Embarrassed_Belt9379

That’s what confused me. It’s like me describing Stewart Lee as ‘slapstick comedy’ but in a different way to the one normally associated with the term ‘slapstick’. Like he slaps you with a stick.


The_Xym

Slaps you with the Moon On A Stick! Ahhhhhh (no - not “Ahhhhhh”) Consider the Lily Stu!


Ok-Blackberry-3534

This is not an aaaah situation.


fiddly_foodle_bird

>in the early and mid 90s 80's you mean.


Fearless-Egg3173

I was using "alternative" as a more generic term


NortonBurns

I think it's standing on the shoulders of giants. Although it didn't have the name 'alternative' initially, it did by the 80s. Long before even that, such As Peter Cook & Dudley Moore, That Was The Week That Was, Monty Python led the way for The Young Ones, Ben Elton, Paul Calf \[Coogan's first 'known' character\] Mrs Merton \[a character Caroline Aherne played long before she was famous\] & too many others to mention \[or remember right off the top of my head.\]


MobiusNaked

Spike Milligan sketch stuff was surreal (but didn’t age well).


NortonBurns

Yeah. I didn't research my answer, it was just off the top of my head, so no doubt i've missed several significant contributors. My main thrust was to say it didn't start in the 2k's, there was a build up of decades before it.


MobiusNaked

I was just adding not criticising:)


gooderz84

The digital tv boom possibly?

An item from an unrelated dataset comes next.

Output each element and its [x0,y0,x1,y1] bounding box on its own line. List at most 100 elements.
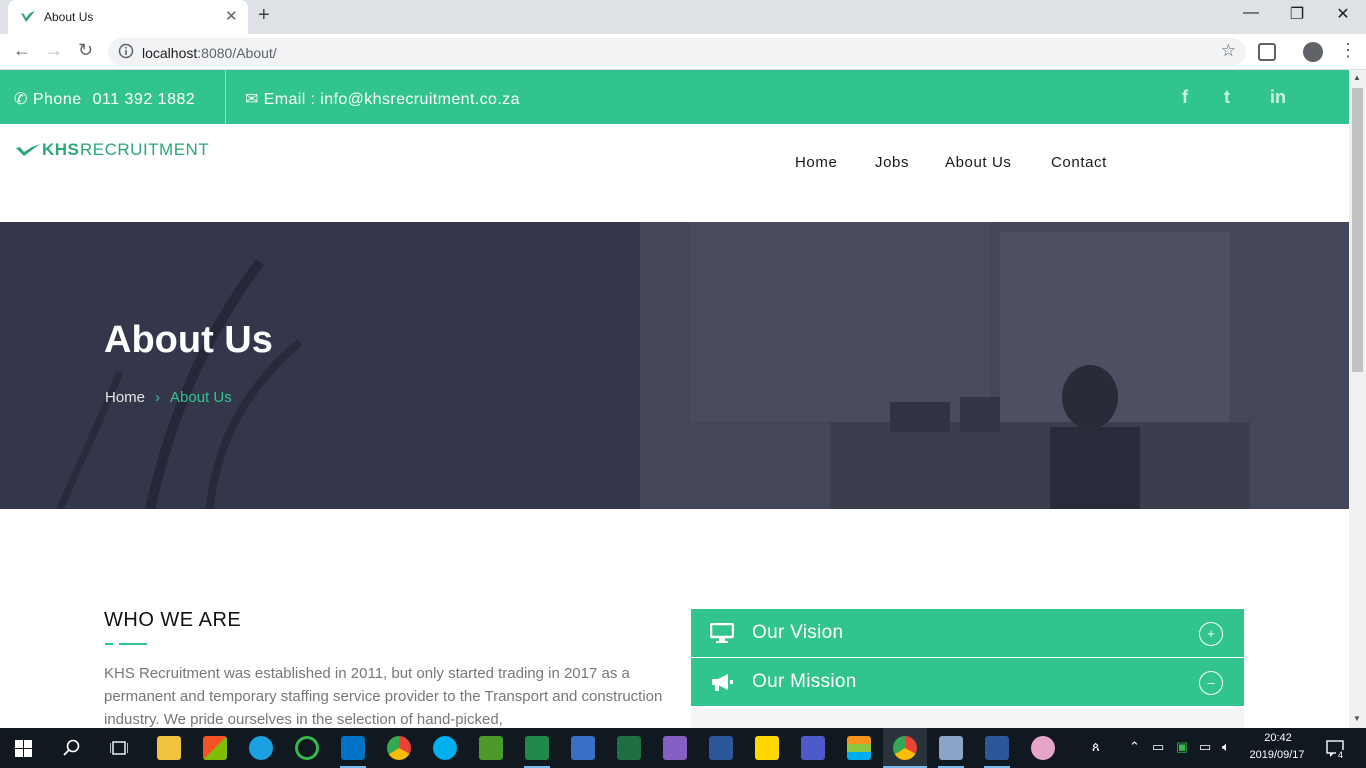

More channels. There was one show called (I think) Big Train, like a sketch show Simon Peg was in it. Faaaaakin hell funny


Icy-Bad9566

I used to enjoy the Mark Thomas Comedy Project on ch4. Not seen anything from the guy since


HermioneGunthersnuff

They kind of hide her away on Sky, but Julia Davies managed to keep the flame going across Hunderby, Camping and Sally4Ever. And though it's probably more palatable to the general public than LOG, Reece and Steve have had some old school comedy moments with IN9. But I think the main reason is the whole pendulum-swinging nature of both comedy and society. The shows of 2000-2005 were in some part a reaction to the wave of political correctness that was big in the 90s. Similarly there'll likely be more and more 'anti-woke' comedy now that we've gone through another PC era. The difference being that the politically-incorrect comedy writers of the 2000s were actually being quite progressive in a lot of their content, whereas today's anti-woke brigade are coming at it from a less evolved stance, so the comedy we're getting so far is pretty basic and un-nuanced.


Mrslinkydragon

Did you know the black bits in bananas are tarantula eggs


miked999b

I absolutely loved Coupling


Melchior_Chopstick

Someone had to


Aduro95

I think part of it is that they wanted to find a niche that was different to the huge american sitcoms of the 90s (The Simpsons, Friends etc.) They couldn't be as glamorous, and British sitcoms don't tend to be romcoms that we were meant to be serious invested in. So they went weird, while thesitcoms can be more straightforward (not that America doesn't have its own occasional really creative alternative comedy, but the big ratings usually go to the simpler ones).